A survey from assurance, tax and advisory services group PricewaterhouseCoopers (PwC) found that 62 percent of South African companies had reported fraud in the last 12 months.

The group's Global Economic Crime Survey 2009 found that 54 percent those of respondents reported increased incidences of fraud in their organisations increased during the period.

The survey found that 62 percent of respondents had experienced some form of economic crime during the period, while two-thirds said that the cost of fraud had increased since this time last year.

Asset misappropriation or theft, cited by 82 percent of those who reported economic crime (compared with 67 percent globally) was the most pervasive, followed by bribery and corruption, 59 percent (27 percent globally) and financial statement fraud, cited by 39 percent, similar to the global findings.
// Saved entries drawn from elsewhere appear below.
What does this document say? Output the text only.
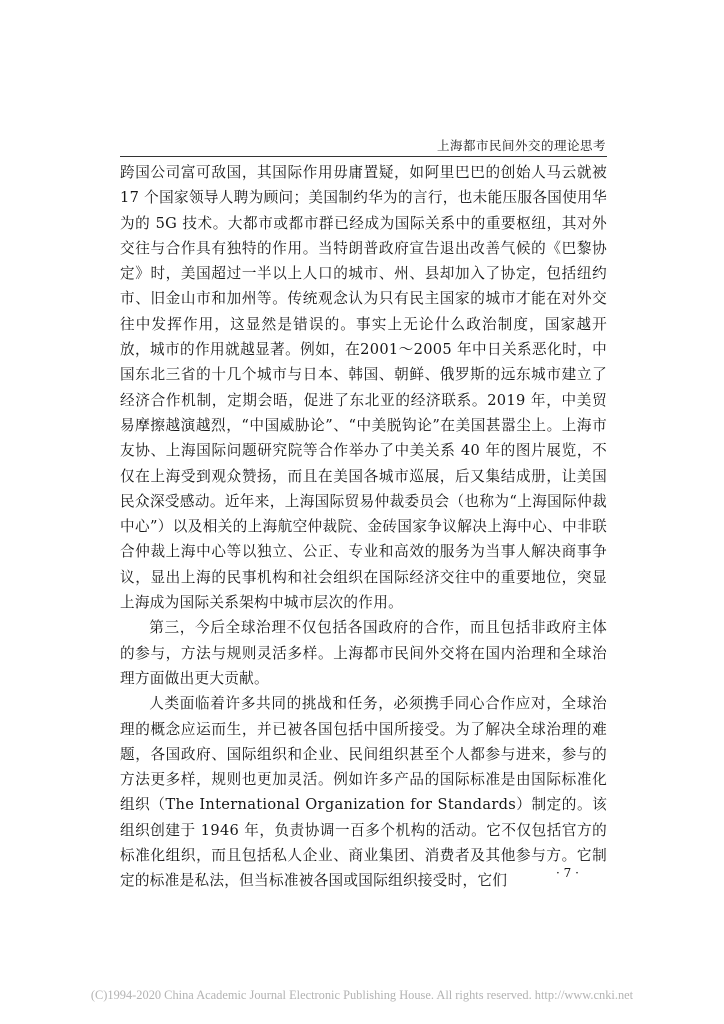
上海都市民间外交的理论思考

跨国公司富可敌国，其国际作用毋庸置疑，如阿里巴巴的创始人马云就被 17 个国家领导人聘为顾问；美国制约华为的言行，也未能压服各国使用华为的 5G 技术。大都市或都市群已经成为国际关系中的重要枢纽，其对外交往与合作具有独特的作用。当特朗普政府宣告退出改善气候的《巴黎协定》时，美国超过一半以上人口的城市、州、县却加入了协定，包括纽约市、旧金山市和加州等。传统观念认为只有民主国家的城市才能在对外交往中发挥作用，这显然是错误的。事实上无论什么政治制度，国家越开放，城市的作用就越显著。例如，在2001～2005 年中日关系恶化时，中国东北三省的十几个城市与日本、韩国、朝鲜、俄罗斯的远东城市建立了经济合作机制，定期会晤，促进了东北亚的经济联系。2019 年，中美贸易摩擦越演越烈，“中国威胁论”、“中美脱钩论”在美国甚嚣尘上。上海市友协、上海国际问题研究院等合作举办了中美关系 40 年的图片展览，不仅在上海受到观众赞扬，而且在美国各城市巡展，后又集结成册，让美国民众深受感动。近年来，上海国际贸易仲裁委员会（也称为“上海国际仲裁中心”）以及相关的上海航空仲裁院、金砖国家争议解决上海中心、中非联合仲裁上海中心等以独立、公正、专业和高效的服务为当事人解决商事争议，显出上海的民事机构和社会组织在国际经济交往中的重要地位，突显上海成为国际关系架构中城市层次的作用。

第三，今后全球治理不仅包括各国政府的合作，而且包括非政府主体的参与，方法与规则灵活多样。上海都市民间外交将在国内治理和全球治理方面做出更大贡献。

人类面临着许多共同的挑战和任务，必须携手同心合作应对，全球治理的概念应运而生，并已被各国包括中国所接受。为了解决全球治理的难题，各国政府、国际组织和企业、民间组织甚至个人都参与进来，参与的方法更多样，规则也更加灵活。例如许多产品的国际标准是由国际标准化组织（The International Organization for Standards）制定的。该组织创建于 1946 年，负责协调一百多个机构的活动。它不仅包括官方的标准化组织，而且包括私人企业、商业集团、消费者及其他参与方。它制定的标准是私法，但当标准被各国或国际组织接受时，它们	· 7 ·
(C)1994-2020 China Academic Journal Electronic Publishing House. All rights reserved. http://www.cnki.net
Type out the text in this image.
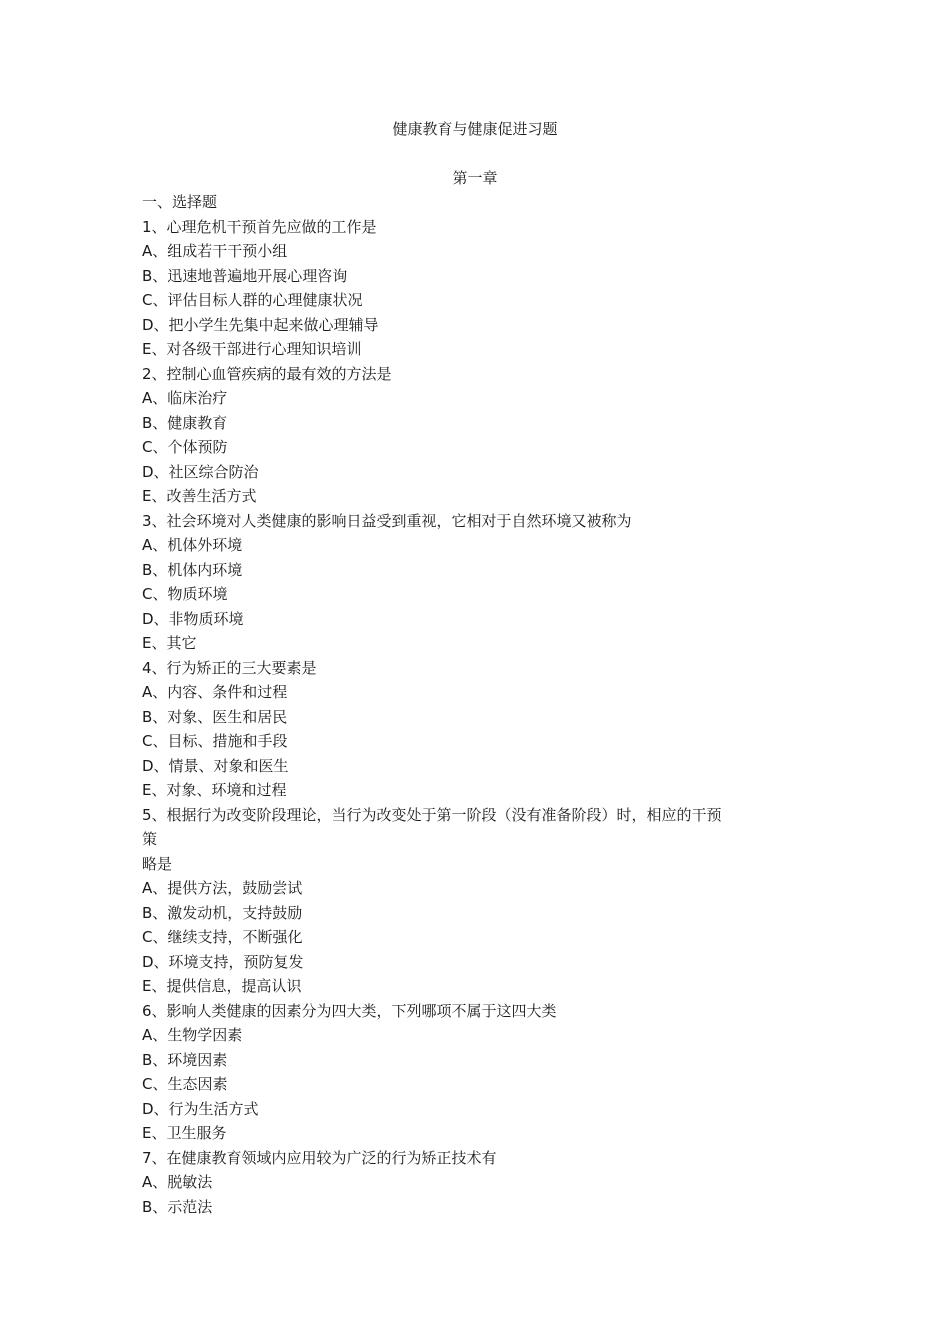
健康教育与健康促进习题
第一章

一、选择题

1、心理危机干预首先应做的工作是

A、组成若干干预小组

B、迅速地普遍地开展心理咨询

C、评估目标人群的心理健康状况

D、把小学生先集中起来做心理辅导

E、对各级干部进行心理知识培训

2、控制心血管疾病的最有效的方法是

A、临床治疗

B、健康教育

C、个体预防

D、社区综合防治

E、改善生活方式

3、社会环境对人类健康的影响日益受到重视，它相对于自然环境又被称为

A、机体外环境

B、机体内环境

C、物质环境

D、非物质环境

E、其它

4、行为矫正的三大要素是

A、内容、条件和过程

B、对象、医生和居民

C、目标、措施和手段

D、情景、对象和医生

E、对象、环境和过程

5、根据行为改变阶段理论，当行为改变处于第一阶段（没有准备阶段）时，相应的干预

策

略是

A、提供方法，鼓励尝试

B、激发动机，支持鼓励

C、继续支持，不断强化

D、环境支持，预防复发

E、提供信息，提高认识

6、影响人类健康的因素分为四大类，下列哪项不属于这四大类

A、生物学因素

B、环境因素

C、生态因素

D、行为生活方式

E、卫生服务

7、在健康教育领域内应用较为广泛的行为矫正技术有

A、脱敏法

B、示范法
Other reported crimes included intellectual property infringement, money laundering, tax fraud, insider trading and espionage.

Organisations suffered significant

The survey of more than 3000 respondents in 54 countries was conducted in conjunction with the INSEAD business school.

In addition to direct financial losses, PwC found that organisations also suffered significant "collateral damage" due to fraud including negative impact on employee morale, business relationships, reputation and brand, and relationships with regulators.

Globally, financial statement fraud was found to be the fastest-growing form of economic crime and has more than tripled since 2003, PwC found, however the converse is true for South Africa. Financial statement fraud in South Africa decreased from 45 percent in 2005, to 39 percent in 2009.

The survey found evidence that the impact of the global recession helped drive the incidence of economic crime, and 78 percent of all respondents said that their organisation faced greater risk of economic crime in the downturn (40 percent globally).

Fear of losing jobs

And of those respondents that identified underlying business pressures or incentives as the main reason for rising incidence of fraud, 54 percent said difficulty in achieving business targets was a motivating factor for fraud during the downturn (47 percent globally). Fear of losing jobs was mentioned by 31 percent.

"The global economic downturn has heightened the pressures and incentives to commit fraud," said Louis Strydom, leader of PwC's forensics practice in South Africa. "Economic crime is pervasive, persistent and pernicious. No organisation and no industry is immune from the threat of fraud".

"In these tough times, the temptation to inflate results or take part in other forms of financial statement fraud may overcome ethical values," he added. "In an economic downturn, financial targets are more difficult to achieve, individuals may feel pressured, and their personal financial position may be threatened by reductions in pay or layoffs."

27% suffered fraud by customers

Economic crime was most prevalent at large companies, with 46 percent of organisations with more than 1000 employees reporting incidents globally.

Territories reporting high levels of economic crime included Russia, 71 percent, South Africa, 62 percent, Kenya, 57 percent, Canada, 56 percent and Mexico, 51 percent. Low levels of economic crime were reported in Japan, 10 percent, Hong Kong/China 13 percent, and the Netherlands and Turkey, 15 percent each.

Most of those committing economic crime in SA, 62 percent, worked inside the organisation they victimise, while 38 percent were external. Of the respondents reporting fraud committed by an outside party, 27 percent suffered fraud by customers and 33 percent by agents or intermediaries, according to PwC.

The survey also found that the profile of the internal fraudster is changing. Economic crimes committed by middle managers rose, accounting for 29 percent of all internal frauds, up from 22 percent in 2007.

Informal tip offs, both internal and external were responsible for the detection of 23 percent of reported economic crimes, followed by official whistle blowing channels, 21 percent (seven percent globally), and risk management systems, 15 percent.

Another 18 percent was discovered by accident, PwC found.